Par : Sylvie Lemieux | Finance et investissement

Les conseillers en services financiers apportent une valeur qui dépasse largement la simple sélection de placements. C’est ce que conclut Russell Investments dans la plus récente édition de son étude Value of an Advisor, dont les résultats sont rapportés dans un article de ThinkAdvisor.
Selon les calculs du gestionnaire d’actifs, un accompagnement complet pourrait représenter une valeur potentielle de 4,92 % pour les clients, grâce à une combinaison de quatre expertises :
L’objectif de cette analyse n’est toutefois pas de promettre un rendement supplémentaire. Russell Investments précise qu’il s’agit d’une estimation de la valeur globale qu’un conseiller peut apporter dans la gestion des finances de ses clients, et non d’un « alpha » ou d’un rendement garanti.
Cette 13e édition du rapport s’inscrit dans un contexte où les firmes de gestion cherchent de plus en plus à démontrer que la valeur du conseil dépasse largement la simple construction d’un portefeuille.
L’accompagnement comportemental en tête
Parmi les quatre dimensions analysées, l’accompagnement comportemental arrive loin devant les autres, avec une valeur potentielle estimée à 2,3 %.
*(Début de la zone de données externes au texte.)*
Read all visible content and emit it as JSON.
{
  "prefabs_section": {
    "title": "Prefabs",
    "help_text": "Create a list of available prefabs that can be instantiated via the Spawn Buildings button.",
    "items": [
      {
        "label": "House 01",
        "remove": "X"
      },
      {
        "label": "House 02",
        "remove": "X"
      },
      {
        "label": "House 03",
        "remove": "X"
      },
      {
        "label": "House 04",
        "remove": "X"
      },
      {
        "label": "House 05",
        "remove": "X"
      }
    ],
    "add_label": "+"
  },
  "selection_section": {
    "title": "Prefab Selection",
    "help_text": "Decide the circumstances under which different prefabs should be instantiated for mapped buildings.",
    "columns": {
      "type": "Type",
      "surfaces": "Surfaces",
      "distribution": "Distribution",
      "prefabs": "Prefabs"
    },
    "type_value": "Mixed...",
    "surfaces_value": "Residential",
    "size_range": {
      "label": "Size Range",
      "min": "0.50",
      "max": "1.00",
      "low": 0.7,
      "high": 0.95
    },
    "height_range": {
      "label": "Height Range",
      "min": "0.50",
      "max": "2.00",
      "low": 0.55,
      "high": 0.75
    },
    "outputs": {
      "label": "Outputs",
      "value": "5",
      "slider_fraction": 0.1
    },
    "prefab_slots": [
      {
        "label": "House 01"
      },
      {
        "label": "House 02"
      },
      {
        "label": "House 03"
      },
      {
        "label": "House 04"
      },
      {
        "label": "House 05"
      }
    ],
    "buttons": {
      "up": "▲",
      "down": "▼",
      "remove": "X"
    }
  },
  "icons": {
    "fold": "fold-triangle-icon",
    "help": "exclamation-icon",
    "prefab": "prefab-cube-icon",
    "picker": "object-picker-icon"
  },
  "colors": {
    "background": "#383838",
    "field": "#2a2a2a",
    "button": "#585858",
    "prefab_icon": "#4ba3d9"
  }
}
Russell Investments soutient qu’un conseiller aide d’abord les investisseurs à éviter les erreurs dictées par les émotions, particulièrement lors des épisodes de volatilité. En période de baisse des marchés, plusieurs épargnants sont tentés de vendre leurs placements avant un éventuel rebond, ce qui nuit à leur rendement à long terme.
L’étude cite notamment des données de Morningstar qui montre un écart entre le rendement du marché et celui réellement empoché par les investisseurs, notamment en raison de décisions de synchronisation des marchés peu favorables. De fait, entre 2011 et 2025, le S&P 500 a affiché un rendement moyen annualisé de 14,06 %, alors que les investisseurs, eux, n’ont obtenu qu’un rendement moyen de 11,76 %,
Pour Russell Investments, un conseiller contribue à maintenir la discipline de placement et à garder le cap malgré les fluctuations.
L’optimisation fiscale, un levier sous-estimé
Une planification et des placements optimisés sur le plan fiscal généreraient une valeur ajoutée supplémentaire de 1,23 %.
Russell illustre cet écart en comparant la performance de fonds d’actions américains gérés en fonction de la fiscalité à celle de fonds qui ne le sont pas, sur une période de cinq ans. Un investisseur soucieux de la fiscalité perdrait ainsi environ 0,1 % de son portefeuille en impôts fédéraux, contre 2,1 % pour un investisseur suivant une approche fiscale traditionnelle.
« Le simple fait de placer les investissements non qualifiés de vos clients dans des fonds gérés fiscalement peut contribuer à créer une valeur substantielle », souligne l’étude.
La personnalisation comme facteur distinctif
La planification patrimoniale personnalisée contribuerait pour sa part à hauteur de 1,13 %. Russell arrive à ce chiffre en comparant les frais moyens d’un robot-conseiller, soit 0,37 %, à ceux d’une gestion patrimoniale familiale personnalisée, dont les honoraires forfaitaires moyens atteignent 1,5 %. L’écart entre les deux correspondrait à la valeur ajoutée liée à la personnalisation du service.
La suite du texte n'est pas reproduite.